KONSTRUKTION VON GEOMETRISCHEN ORNAMENTEN

"Das geometrische Ornament ist das ursprünglichste, das älteste. Die Verzierungen am Gerät wilder Stämme, die Tätowierungen der Indianer u.a.m. beweisen dieses. Die Naht mit dem schräg von einem Teil zum andern laufenden Faden mag das Vorbild der Zickzacklinie, die Wasserwoge das Vorbild der Wellenlinie, das Flechtwerk nach Art von Kette und Einschlag das Vorbild für Quadratnetzmuster, der geflochtene Zopf das Vorbild des Flechtbandes gewesen sein. Die Drehung eines gabelartigen Instruments hat zur Erzeugung der Kreislinie, die Verbindung regelmäßig verteilter Punkte hat zur Bildung der Vielecke und des Vielstrahls oder Vielsterns geführt.
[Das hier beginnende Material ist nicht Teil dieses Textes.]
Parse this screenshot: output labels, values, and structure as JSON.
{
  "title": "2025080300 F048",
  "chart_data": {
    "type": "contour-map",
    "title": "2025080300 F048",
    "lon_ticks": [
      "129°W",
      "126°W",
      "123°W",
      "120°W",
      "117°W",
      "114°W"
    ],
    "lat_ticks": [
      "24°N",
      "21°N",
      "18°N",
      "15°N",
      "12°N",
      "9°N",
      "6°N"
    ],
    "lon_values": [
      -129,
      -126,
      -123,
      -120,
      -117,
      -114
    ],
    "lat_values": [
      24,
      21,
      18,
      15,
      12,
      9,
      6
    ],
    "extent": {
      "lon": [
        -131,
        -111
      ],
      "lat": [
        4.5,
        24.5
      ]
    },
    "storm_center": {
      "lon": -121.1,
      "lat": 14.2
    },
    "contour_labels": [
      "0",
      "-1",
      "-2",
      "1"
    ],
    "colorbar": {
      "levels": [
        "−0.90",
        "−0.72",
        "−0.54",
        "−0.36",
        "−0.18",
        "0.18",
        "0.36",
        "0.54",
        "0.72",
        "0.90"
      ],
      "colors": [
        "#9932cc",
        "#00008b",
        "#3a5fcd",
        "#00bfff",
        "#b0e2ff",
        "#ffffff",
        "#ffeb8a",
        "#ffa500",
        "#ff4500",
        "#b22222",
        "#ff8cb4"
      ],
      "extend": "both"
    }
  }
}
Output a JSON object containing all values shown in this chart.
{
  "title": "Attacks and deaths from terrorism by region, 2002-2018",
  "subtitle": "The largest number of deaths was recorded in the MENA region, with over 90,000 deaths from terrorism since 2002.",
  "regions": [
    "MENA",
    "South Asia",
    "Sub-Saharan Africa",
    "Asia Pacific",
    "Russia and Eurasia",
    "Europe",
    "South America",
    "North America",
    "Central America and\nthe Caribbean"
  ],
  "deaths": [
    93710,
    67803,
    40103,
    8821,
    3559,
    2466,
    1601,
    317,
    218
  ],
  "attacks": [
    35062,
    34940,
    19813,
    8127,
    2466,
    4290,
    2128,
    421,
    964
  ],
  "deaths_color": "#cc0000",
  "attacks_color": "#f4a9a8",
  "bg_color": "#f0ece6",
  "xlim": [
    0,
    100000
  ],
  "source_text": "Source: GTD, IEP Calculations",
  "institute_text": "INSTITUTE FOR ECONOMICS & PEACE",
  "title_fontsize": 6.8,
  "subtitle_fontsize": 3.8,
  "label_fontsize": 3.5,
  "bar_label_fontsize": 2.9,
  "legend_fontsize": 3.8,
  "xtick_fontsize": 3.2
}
Die nach und nach erfolgende Entwicklung dieser ursprünglichen geometrischen Grundformen, von Stufe zu Stufe mit der steigenden Kultur und Erkenntnis sich steigernd, hat dann schließlich zu geometrischen Kunstformen geführt, wie wir sie in den maurischen Deckeneinteilungen, im gotischen Maßwerk, in der Guillochierarbeit u.s.w. bewundern. Die Ausbildung der Geometrie als Wissenschaft mit ihren Lehrsätzen und Beweisen ist der Kunst entgegengekommen und hat sie unterstützt. (...)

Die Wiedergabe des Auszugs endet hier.